Géré par le groupe Ramsay, le HPL avait publié un communiqué de presse mardi 8 juillet affirmant qu’il avait été victime quelques jours plus tôt d’un « vol d’identité » concernant « une quantité importante de données personnelles de ses patients ». Mais l’établissement se voulait rassurant, affirmant que les données étaient « essentiellement de nature administrative ».

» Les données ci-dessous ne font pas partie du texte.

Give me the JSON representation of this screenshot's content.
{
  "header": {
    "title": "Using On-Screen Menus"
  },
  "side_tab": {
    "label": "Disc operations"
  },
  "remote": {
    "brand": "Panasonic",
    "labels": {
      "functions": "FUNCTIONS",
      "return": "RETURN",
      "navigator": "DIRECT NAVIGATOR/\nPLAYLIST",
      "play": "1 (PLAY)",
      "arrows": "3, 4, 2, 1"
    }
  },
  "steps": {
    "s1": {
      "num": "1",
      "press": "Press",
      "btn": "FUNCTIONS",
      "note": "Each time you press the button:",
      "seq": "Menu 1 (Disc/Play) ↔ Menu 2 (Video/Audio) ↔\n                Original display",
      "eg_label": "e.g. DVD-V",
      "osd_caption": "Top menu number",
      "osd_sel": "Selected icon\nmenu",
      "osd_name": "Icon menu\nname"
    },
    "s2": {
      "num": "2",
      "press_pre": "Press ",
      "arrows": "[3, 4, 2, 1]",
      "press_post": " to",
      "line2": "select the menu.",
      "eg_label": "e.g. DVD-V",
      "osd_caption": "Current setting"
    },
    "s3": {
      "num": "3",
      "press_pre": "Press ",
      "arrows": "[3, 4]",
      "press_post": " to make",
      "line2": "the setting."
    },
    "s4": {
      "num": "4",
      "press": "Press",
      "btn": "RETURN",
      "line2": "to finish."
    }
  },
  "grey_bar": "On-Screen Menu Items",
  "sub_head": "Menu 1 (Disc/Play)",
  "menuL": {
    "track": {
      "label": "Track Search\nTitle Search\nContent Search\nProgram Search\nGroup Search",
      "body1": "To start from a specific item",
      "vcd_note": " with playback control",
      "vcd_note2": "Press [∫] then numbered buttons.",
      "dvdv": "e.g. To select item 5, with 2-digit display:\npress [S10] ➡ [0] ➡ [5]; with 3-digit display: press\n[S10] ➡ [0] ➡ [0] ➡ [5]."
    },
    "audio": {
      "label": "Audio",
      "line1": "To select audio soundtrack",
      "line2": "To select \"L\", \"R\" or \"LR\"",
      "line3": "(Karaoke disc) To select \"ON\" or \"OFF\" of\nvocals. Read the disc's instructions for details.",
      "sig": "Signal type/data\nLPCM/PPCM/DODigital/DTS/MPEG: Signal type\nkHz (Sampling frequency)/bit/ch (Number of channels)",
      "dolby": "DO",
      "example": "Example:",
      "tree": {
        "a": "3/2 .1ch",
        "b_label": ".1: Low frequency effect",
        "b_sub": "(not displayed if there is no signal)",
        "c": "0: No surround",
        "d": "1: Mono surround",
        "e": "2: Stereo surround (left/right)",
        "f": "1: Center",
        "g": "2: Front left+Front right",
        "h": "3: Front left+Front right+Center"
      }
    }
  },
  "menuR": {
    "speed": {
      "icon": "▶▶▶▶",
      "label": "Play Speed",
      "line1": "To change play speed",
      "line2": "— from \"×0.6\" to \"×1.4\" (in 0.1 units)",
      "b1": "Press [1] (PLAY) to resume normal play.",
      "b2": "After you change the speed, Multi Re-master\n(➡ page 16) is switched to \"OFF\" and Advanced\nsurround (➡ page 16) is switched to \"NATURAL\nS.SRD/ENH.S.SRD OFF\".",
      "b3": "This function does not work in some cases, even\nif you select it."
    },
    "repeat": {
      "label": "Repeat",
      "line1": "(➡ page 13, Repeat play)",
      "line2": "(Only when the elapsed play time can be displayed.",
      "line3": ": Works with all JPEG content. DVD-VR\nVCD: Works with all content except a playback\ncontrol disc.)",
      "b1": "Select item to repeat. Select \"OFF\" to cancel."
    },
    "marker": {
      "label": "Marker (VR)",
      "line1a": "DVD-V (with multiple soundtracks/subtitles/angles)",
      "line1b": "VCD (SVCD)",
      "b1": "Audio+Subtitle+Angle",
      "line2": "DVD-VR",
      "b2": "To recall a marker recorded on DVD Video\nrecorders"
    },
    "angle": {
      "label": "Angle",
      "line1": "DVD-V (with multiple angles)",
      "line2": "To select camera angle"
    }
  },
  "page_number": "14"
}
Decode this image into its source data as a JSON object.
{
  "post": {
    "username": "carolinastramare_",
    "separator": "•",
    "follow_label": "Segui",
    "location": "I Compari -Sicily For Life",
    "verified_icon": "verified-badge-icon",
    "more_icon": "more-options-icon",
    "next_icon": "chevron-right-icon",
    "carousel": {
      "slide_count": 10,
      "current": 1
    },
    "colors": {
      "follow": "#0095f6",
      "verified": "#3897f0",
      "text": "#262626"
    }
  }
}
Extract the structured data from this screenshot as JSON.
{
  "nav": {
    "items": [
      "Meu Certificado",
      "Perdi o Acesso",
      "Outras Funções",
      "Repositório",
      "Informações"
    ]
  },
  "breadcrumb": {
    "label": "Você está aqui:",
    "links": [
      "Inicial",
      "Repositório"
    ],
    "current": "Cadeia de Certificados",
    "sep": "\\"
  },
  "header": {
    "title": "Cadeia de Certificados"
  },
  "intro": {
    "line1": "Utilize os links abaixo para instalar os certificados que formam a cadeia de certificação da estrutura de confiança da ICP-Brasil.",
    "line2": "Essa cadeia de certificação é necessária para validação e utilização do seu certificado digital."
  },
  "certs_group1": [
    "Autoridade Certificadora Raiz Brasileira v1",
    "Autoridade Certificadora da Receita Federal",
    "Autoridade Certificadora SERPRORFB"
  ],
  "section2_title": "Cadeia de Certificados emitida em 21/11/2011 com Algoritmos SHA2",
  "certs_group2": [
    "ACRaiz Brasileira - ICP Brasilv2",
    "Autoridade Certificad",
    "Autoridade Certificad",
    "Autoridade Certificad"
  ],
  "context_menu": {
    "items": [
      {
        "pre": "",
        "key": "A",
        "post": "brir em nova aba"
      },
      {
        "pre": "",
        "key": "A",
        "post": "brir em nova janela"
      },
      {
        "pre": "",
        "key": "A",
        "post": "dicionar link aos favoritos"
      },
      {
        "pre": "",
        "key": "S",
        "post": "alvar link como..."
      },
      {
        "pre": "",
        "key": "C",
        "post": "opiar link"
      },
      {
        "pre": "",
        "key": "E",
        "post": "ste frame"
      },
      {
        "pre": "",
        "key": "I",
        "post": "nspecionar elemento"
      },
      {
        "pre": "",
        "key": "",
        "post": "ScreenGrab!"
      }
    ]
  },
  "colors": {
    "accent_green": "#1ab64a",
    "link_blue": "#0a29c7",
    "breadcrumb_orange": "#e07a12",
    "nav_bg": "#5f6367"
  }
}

Mardi soir, une personne se présentant comme responsable du piratage a contacté nos confrères du Progrès pour s’en indigner. Elle affirme posséder des données concernant plus de 530 000 patients dont leurs cartes d’identité. Elle ajoute que « l’argent est la motivation » sans préciser le montant exigé.
Cette réaction a obligé l’hôpital à revoir sa communication. À l’AFP, il expliquait jeudi 10 juillet, avoir envoyé un email « à plus de 126 000 patients concernés par le piratage informatique de l’Hôpital privé de la Loire (HPL), et les 40 d’entre eux qui sont concernés par le vol de données médicales seront contactés individuellement ». Et il affirme que son fonctionnement n’a cependant pas été affecté.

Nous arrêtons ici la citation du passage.